From fc21fac9ddac5757aedf91636911f9f5e0798a73 Mon Sep 17 00:00:00 2001
From: Gertjan van den Burg <gertjanvandenburg@gmail.com>
Date: Sat, 27 Mar 2021 20:18:29 +0000
Subject: Bugfix for SemanticScholar provider

Direct urls to PDF files on SemanticScholar seem to
be deprecated. Instead, we need to pull the pdf link
from the html.
---
 paper2remarkable/exceptions.py                 |  2 +-
 paper2remarkable/providers/semantic_scholar.py | 48 +++++++++++++++++++-------
 tests/test_providers.py                        | 20 ++++++++---
 3 files changed, 52 insertions(+), 18 deletions(-)

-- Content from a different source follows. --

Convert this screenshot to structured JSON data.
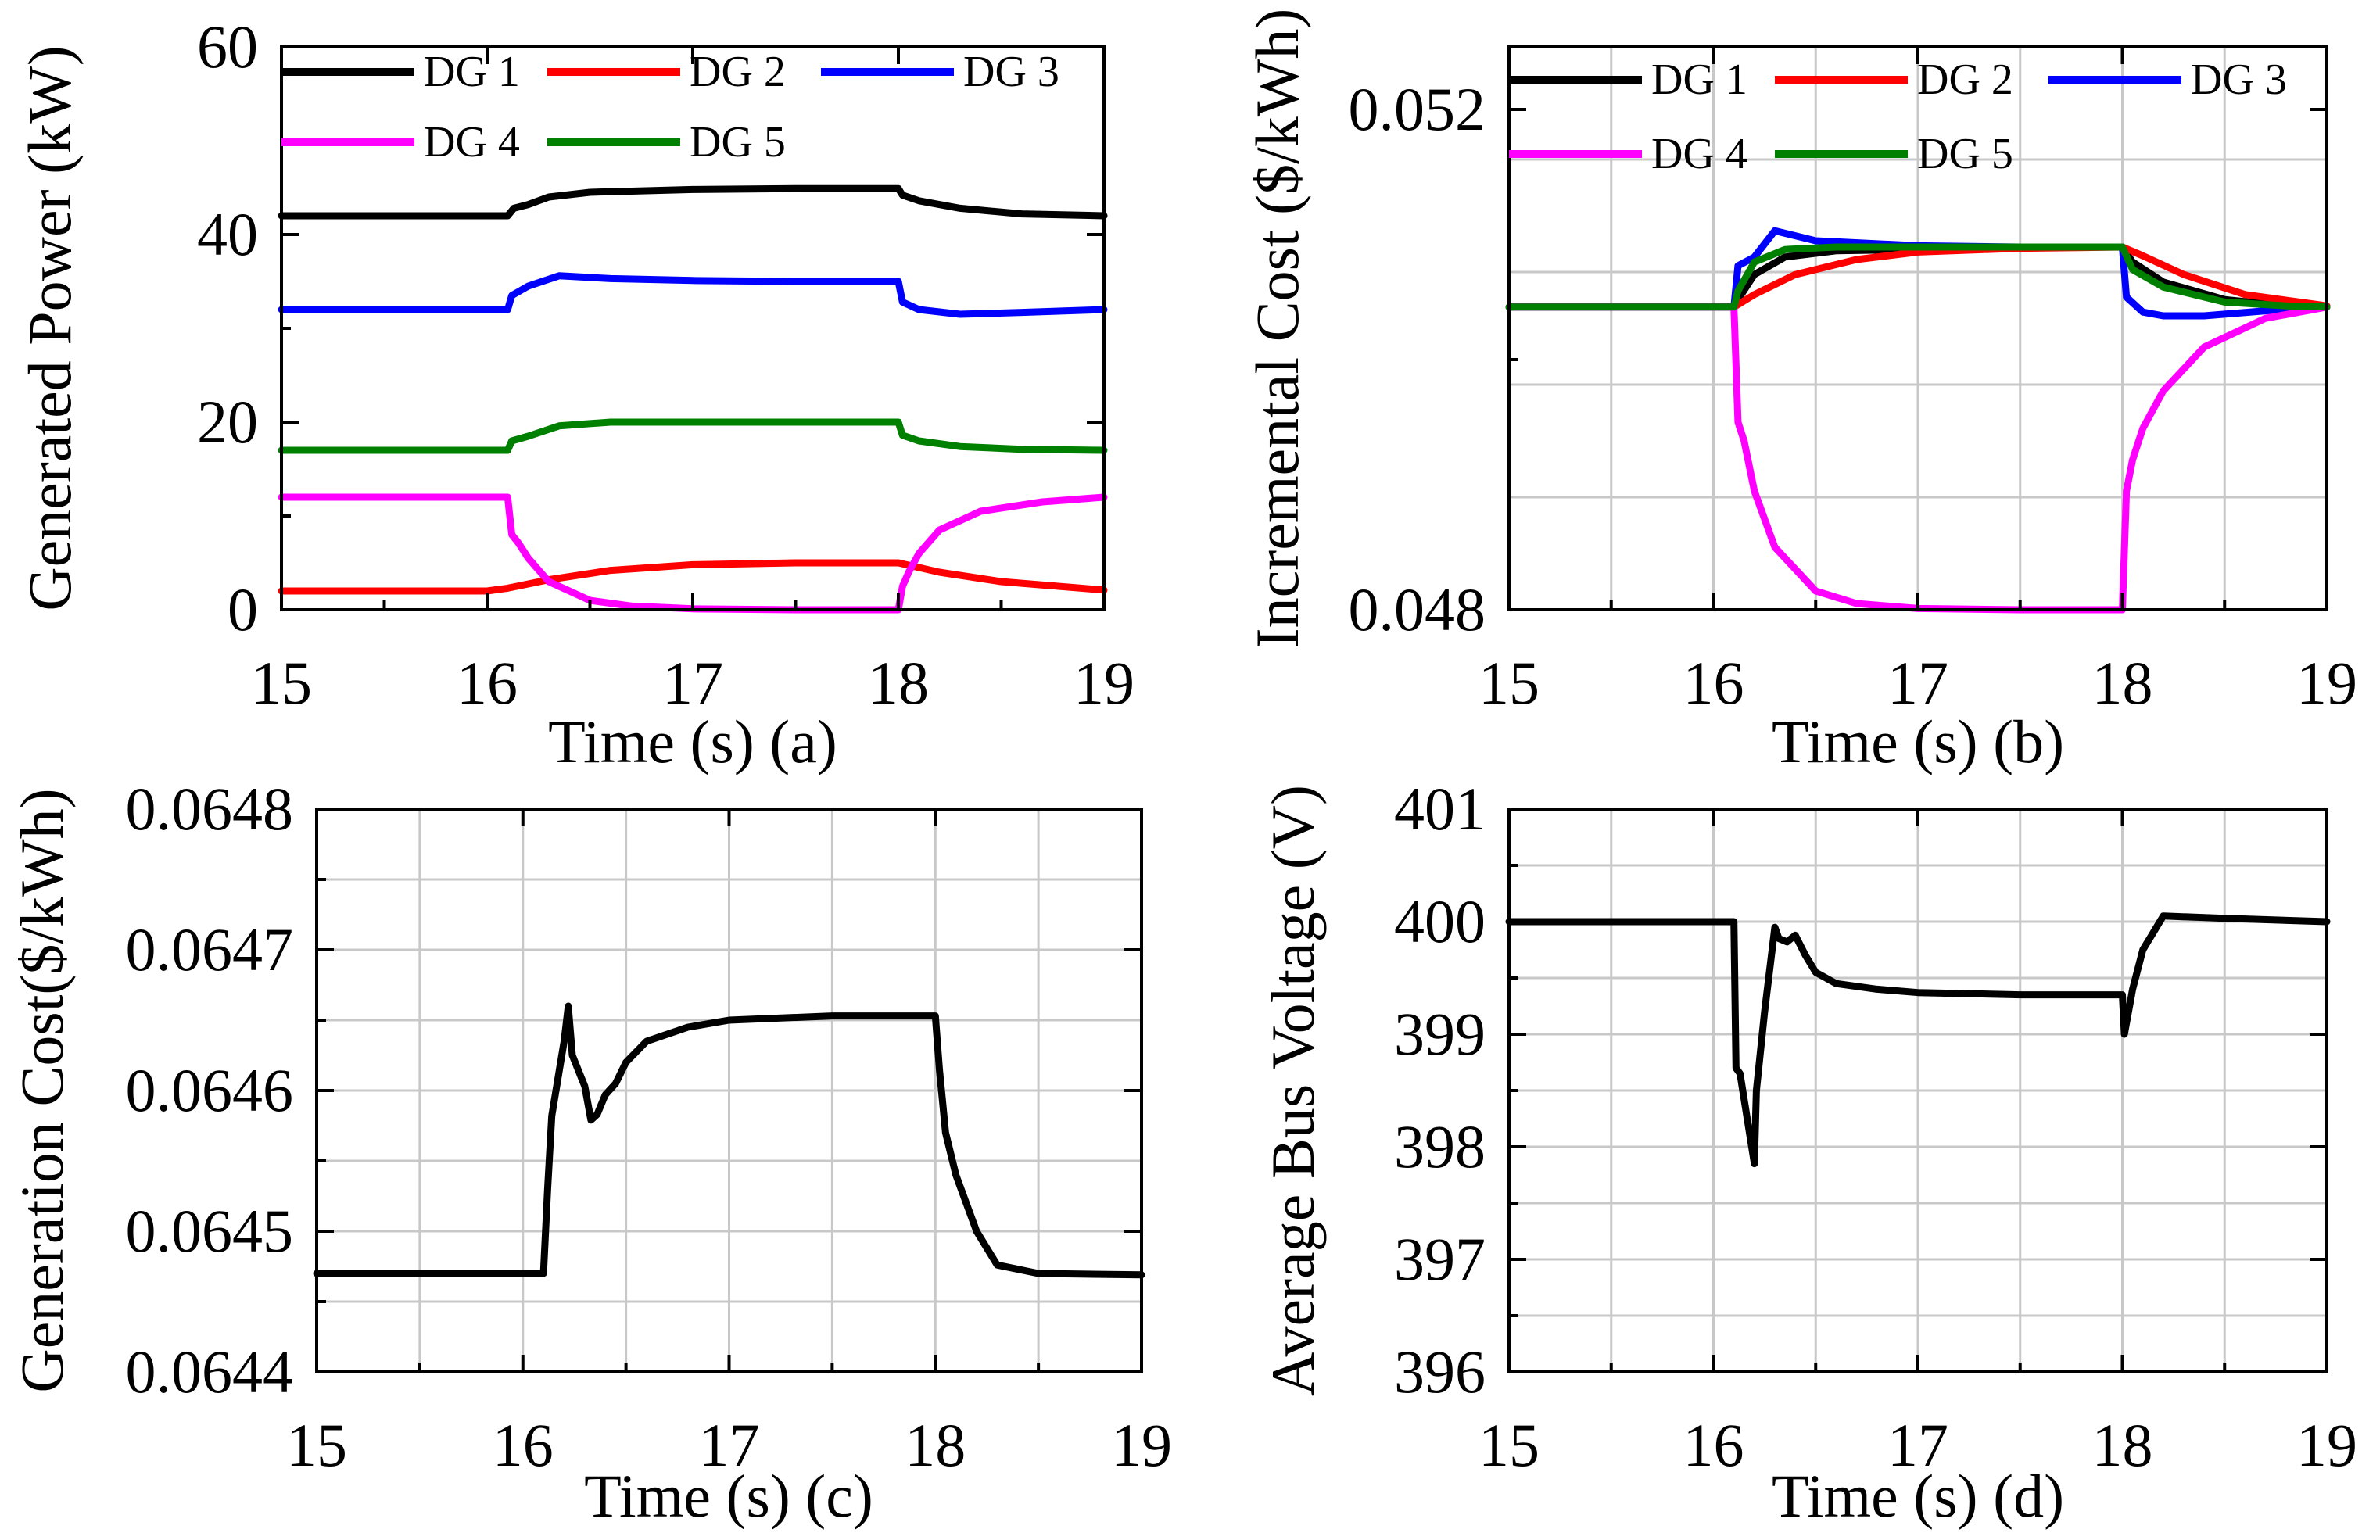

diff --git a/paper2remarkable/exceptions.py b/paper2remarkable/exceptions.py
index b433ad4..4a4c572 100644
--- a/paper2remarkable/exceptions.py
+++ b/paper2remarkable/exceptions.py
@@ -32,7 +32,7 @@ class URLResolutionError(Error):
     def __init__(self, provider, url, reason=None):
         self.provider = provider
         self.url = url
-        self.reason = None
+        self.reason = reason
 
     def __str__(self):
         msg = "ERROR: Couldn't figure out {provider} URLs from provided url: {url}".format(
diff --git a/paper2remarkable/providers/semantic_scholar.py b/paper2remarkable/providers/semantic_scholar.py
index 0a1b414..8628156 100644
--- a/paper2remarkable/providers/semantic_scholar.py
+++ b/paper2remarkable/providers/semantic_scholar.py
@@ -14,7 +14,7 @@ import bs4
 from ._base import Provider
 from ._info import Informer
 from ..exceptions import URLResolutionError
-from ..utils import get_page_with_retry
+from ..utils import get_page_with_retry, get_content_type_with_retry
 
 
 class SemanticScholarInformer(Informer):
@@ -30,7 +30,6 @@ class SemanticScholar(Provider):
     re_abs = (
         "https?:\/\/www.semanticscholar.org/paper/[A-Za-z0-9%\-]+/[0-9a-f]{40}"
     )
-    re_pdf = "https?:\/\/pdfs.semanticscholar.org/[0-9a-f]{4}/[0-9a-f]{36}.pdf"
 
     def __init__(self, *args, **kwargs):
         super().__init__(*args, **kwargs)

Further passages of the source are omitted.